Pro Bono Publico

25 May 2007



EU Caps Mobile Phone Roaming Charges

As a general rule, the free market is the best way to establish prices for goods and services. The more a market represents the textbook ideal of a market, the less need there is for government intervention. However, when a flawed market fails to deliver, government action is appropriate. So, the telecoms screaming about the recent decision from the European Parliament to cap roaming charges inside the EU are being disingenuous at best. They don’t operate in a free market to begin with, and their roaming charges actually harmed other sectors of the European economy.

Roaming charges are those extra fees Americans no longer pay to make a cell phone call from one end of the US to the other. In the EU, Jan Sliva of the Associated Press reported, “A four-minute call to Kehl, a German town across the river from Strasbourg, would cost a traveler $5.38 although the distance is just several miles. A similar call made within France over a much larger distance could cost just a few cents. A Maltese calling home from Latvia can end up paying as much as $15.19 for a four-minute conversation.” European telecoms make anywhere from 10-18% of their revenue from this type of charge.

The EU Parliament decided that was excessive. Starting this summer, the retail roaming fee cap will be €0.49 (US$0.66) per minute for making a call when abroad and €0.24 (US $0.33) per minute for receiving one, plus value-added tax. By 2009, these caps will drop farther, to €0.43 (US$0.58) for making calls abroad and €0.19 (US$0.26) for receiving them. The caps sunset after that, and unless the EU parliament decides to extend the rules, by 2010, the telecoms can charge whatever they like again.

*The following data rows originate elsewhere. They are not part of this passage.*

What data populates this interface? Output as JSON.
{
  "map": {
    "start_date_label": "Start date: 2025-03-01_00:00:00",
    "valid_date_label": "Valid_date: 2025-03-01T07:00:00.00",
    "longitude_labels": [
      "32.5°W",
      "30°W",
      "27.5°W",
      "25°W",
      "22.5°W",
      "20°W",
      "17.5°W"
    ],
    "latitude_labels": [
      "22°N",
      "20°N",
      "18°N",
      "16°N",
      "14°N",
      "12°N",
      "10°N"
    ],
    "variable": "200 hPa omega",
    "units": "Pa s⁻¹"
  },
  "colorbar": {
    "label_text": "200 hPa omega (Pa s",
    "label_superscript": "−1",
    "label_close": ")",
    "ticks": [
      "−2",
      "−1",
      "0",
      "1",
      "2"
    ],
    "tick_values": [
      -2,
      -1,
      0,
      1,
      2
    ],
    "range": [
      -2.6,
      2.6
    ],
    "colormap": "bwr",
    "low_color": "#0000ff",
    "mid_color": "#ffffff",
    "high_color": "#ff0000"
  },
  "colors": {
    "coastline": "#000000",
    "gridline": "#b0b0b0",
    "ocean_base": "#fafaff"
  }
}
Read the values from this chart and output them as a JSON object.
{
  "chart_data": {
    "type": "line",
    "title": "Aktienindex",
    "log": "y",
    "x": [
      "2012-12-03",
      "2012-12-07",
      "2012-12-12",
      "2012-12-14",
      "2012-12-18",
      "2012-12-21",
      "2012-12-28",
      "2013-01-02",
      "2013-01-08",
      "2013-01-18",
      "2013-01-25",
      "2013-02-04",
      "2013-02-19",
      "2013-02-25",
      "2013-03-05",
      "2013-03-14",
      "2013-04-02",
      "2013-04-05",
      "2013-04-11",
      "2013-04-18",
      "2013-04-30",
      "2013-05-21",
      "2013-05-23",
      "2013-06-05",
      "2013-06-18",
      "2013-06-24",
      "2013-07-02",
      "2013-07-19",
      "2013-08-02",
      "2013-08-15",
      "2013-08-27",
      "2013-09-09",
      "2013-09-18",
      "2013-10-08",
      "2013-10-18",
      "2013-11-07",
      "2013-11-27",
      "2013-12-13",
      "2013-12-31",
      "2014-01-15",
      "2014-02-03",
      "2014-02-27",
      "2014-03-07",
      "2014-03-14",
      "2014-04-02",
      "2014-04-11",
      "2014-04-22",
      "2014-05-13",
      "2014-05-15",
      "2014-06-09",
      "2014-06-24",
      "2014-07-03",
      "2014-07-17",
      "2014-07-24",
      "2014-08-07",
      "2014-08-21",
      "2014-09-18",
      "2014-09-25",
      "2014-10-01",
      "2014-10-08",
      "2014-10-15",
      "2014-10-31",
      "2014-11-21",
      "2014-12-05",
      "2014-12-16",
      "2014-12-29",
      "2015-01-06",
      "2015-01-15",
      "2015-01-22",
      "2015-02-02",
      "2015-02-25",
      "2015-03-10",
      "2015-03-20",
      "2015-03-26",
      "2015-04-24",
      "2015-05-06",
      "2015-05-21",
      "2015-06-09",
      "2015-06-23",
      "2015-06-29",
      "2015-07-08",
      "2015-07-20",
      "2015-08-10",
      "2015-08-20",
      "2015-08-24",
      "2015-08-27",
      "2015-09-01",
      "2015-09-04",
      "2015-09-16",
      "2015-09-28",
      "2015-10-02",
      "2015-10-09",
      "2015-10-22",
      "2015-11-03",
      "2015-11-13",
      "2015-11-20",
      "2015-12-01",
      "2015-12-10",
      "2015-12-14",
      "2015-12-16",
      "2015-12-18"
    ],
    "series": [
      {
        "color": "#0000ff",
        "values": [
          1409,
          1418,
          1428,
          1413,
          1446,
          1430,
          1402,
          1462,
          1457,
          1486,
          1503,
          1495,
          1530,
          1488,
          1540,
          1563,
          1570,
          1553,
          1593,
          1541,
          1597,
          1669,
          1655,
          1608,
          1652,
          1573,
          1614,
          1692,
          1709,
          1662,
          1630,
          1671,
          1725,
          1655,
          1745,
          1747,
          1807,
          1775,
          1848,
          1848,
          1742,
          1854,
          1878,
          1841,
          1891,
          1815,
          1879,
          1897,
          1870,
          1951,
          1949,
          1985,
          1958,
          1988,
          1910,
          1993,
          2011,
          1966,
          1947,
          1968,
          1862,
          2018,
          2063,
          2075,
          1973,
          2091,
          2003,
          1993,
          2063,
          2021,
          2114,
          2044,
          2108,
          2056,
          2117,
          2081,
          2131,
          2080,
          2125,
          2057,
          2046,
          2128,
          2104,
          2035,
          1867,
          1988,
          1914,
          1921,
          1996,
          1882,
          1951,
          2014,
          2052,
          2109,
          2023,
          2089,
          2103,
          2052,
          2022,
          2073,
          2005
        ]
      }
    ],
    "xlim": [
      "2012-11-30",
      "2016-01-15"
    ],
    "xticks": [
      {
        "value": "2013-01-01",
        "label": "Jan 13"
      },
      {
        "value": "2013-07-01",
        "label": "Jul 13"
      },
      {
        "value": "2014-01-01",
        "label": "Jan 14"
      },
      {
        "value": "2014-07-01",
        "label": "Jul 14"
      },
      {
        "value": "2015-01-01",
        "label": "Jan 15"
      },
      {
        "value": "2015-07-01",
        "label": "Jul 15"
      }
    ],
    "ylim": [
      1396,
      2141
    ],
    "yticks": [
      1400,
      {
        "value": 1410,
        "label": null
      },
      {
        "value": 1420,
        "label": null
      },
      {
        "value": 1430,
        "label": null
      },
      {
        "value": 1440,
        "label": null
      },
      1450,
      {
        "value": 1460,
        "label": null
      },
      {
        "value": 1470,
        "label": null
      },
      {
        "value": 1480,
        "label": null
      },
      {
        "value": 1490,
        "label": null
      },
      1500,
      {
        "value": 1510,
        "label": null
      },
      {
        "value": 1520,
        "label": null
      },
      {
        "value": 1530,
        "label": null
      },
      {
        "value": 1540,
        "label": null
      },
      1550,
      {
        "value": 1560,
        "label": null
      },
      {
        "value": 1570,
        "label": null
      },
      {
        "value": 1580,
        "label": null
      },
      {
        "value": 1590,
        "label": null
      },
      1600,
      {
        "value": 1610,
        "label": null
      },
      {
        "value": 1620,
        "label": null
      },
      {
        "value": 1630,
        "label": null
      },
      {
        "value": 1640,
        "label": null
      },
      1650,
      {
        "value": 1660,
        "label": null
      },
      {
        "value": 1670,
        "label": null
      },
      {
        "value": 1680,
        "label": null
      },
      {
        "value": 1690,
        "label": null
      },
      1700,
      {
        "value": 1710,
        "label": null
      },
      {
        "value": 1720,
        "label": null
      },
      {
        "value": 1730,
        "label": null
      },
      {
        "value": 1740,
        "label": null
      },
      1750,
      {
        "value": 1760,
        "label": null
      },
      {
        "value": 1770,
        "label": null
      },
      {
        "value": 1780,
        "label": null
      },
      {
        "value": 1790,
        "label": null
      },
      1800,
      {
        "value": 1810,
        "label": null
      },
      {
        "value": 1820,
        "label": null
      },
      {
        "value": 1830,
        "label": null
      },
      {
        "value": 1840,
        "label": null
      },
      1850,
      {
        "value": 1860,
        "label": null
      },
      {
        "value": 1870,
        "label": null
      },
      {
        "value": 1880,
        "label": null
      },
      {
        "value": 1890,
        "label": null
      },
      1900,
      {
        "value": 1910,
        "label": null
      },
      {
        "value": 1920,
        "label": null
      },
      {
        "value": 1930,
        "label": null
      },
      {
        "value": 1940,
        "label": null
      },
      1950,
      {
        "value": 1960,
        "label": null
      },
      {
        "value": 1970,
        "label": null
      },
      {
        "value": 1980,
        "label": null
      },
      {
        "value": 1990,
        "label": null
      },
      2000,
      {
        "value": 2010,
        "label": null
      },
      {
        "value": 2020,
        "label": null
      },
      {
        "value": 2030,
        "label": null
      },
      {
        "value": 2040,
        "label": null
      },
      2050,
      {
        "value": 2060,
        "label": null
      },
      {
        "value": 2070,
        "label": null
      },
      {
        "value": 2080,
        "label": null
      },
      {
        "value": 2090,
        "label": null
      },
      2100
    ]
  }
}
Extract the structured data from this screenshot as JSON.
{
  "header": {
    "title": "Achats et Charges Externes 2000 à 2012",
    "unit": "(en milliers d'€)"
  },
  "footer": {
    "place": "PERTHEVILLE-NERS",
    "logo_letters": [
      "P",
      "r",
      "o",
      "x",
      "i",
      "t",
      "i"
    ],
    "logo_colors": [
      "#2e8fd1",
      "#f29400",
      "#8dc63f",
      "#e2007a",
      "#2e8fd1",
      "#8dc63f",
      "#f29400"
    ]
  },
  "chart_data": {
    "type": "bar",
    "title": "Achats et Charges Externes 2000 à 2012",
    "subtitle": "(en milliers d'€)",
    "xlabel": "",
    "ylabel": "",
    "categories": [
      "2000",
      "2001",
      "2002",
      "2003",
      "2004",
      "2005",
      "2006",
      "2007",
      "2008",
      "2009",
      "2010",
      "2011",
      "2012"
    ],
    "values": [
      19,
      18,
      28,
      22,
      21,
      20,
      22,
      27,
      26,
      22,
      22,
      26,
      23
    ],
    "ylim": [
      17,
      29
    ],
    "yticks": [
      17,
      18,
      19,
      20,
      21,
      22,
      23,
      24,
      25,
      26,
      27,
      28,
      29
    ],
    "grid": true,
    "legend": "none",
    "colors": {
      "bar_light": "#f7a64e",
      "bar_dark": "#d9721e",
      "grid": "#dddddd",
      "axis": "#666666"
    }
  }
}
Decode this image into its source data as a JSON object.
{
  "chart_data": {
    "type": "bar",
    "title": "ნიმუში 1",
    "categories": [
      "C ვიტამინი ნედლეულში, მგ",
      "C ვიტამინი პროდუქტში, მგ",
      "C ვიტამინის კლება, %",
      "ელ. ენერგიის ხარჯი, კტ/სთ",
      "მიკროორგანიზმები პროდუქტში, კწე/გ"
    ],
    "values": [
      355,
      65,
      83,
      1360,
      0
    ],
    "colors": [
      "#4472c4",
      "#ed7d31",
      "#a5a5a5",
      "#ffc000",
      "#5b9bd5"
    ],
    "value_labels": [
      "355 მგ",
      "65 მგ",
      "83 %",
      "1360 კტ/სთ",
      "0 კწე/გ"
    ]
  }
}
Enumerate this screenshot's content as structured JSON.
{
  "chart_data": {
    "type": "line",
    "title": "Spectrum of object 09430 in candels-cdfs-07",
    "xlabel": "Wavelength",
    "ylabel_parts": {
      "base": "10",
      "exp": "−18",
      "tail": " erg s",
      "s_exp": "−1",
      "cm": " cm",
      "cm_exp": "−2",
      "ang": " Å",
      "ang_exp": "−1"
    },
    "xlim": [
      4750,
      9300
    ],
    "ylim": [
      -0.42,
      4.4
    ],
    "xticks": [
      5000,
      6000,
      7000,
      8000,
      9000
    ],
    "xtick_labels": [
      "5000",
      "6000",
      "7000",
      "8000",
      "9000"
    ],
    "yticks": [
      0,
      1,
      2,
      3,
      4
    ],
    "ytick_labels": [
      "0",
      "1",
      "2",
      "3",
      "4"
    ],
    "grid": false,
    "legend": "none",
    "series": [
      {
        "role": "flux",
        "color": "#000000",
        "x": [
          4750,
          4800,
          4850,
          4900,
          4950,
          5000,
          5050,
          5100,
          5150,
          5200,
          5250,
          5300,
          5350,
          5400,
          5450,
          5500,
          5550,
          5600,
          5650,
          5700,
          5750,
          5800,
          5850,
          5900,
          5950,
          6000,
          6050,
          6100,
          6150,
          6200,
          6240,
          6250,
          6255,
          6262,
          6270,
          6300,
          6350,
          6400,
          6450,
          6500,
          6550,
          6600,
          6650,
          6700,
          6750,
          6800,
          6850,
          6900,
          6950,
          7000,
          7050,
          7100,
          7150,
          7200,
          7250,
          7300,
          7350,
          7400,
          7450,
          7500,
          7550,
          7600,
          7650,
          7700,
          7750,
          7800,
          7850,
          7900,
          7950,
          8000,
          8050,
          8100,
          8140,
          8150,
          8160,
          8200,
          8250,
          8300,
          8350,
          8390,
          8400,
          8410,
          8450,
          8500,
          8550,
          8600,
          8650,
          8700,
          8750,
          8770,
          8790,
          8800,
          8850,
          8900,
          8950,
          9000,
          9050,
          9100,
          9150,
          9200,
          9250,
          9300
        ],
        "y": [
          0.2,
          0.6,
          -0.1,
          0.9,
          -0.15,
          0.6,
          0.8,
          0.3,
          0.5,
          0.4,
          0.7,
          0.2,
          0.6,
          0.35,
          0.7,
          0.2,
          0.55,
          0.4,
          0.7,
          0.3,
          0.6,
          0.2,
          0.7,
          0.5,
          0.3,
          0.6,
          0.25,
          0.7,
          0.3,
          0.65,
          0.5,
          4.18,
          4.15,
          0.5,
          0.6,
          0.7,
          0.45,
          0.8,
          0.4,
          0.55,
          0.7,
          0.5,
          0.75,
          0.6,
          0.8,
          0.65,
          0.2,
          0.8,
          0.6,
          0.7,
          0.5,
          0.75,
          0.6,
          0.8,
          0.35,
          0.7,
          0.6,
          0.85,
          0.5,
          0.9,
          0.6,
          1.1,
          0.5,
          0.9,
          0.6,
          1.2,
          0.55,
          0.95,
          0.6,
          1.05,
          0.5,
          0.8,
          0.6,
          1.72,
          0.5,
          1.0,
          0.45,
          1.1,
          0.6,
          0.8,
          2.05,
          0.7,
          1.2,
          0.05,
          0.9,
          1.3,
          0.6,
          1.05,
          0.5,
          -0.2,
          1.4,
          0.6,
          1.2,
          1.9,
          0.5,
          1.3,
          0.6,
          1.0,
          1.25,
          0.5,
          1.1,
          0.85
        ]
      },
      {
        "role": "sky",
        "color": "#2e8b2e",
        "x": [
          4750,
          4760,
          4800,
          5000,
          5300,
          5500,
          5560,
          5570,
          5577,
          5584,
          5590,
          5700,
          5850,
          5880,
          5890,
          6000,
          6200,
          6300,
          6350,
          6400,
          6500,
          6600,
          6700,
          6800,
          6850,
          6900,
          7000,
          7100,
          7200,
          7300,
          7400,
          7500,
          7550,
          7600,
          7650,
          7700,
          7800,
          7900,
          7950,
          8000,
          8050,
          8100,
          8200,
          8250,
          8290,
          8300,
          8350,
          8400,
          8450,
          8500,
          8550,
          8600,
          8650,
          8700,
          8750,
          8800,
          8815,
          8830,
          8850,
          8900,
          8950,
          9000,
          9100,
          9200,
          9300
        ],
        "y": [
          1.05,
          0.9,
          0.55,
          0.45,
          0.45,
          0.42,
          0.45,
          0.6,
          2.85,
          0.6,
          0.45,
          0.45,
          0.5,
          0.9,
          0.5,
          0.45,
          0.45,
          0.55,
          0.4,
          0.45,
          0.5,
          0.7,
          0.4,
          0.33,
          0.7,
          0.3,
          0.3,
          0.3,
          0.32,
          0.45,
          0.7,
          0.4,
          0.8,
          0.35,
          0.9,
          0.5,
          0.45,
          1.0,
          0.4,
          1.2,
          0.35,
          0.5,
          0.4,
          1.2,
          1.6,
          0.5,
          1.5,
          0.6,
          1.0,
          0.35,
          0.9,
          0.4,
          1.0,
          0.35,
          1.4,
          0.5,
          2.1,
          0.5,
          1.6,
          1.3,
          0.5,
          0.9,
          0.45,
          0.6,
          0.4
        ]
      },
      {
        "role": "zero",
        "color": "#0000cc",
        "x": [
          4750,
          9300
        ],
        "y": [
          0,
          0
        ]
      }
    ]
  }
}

David Pringle, spokesman for the GSM Association of Europe’s mobile phone operators, made the usual industry noises, “These price caps leave very little room for competition, for innovation, they will harm this market. Also, it’ll be difficult to implement the changes in the time frame they’re envisioning.” Markets require many participants, a homogeneous product, low barriers to entry and full disclosure of information throughout the market. The European market for mobile phones isn’t even close to that, and it never can be. Only a few providers have government licenses; the airwaves can’t carry an unlimited number of carriers because the spectrum available is finite. Barriers to entry are huge because cell phone towers don’t cover more than a few square kilometers so one must put up a huge number at no small cost. And various plans and handsets result in differentiated products. Full disclosure is a problem for every market.

On the positive side, some analysts believe that the telecoms will wind up richer as more people make more calls since the price will be lower (roaming charges may inhibit maximizatin of revenues through optimum pricing). Even if they don’t recoup their full revenues, Europe as a whole will be better off because communications is a basic of the modern economy. When its price drops, it acts as an accelerant to the rest of the economy; it would be just the reverse of rising gasoline prices, which slow economic activity. What will be interesting is to see whether 2010 brings a hike in roaming costs, or if the European telecoms will discover what their American counterparts did, that roaming charges are counter-productive to their own cause.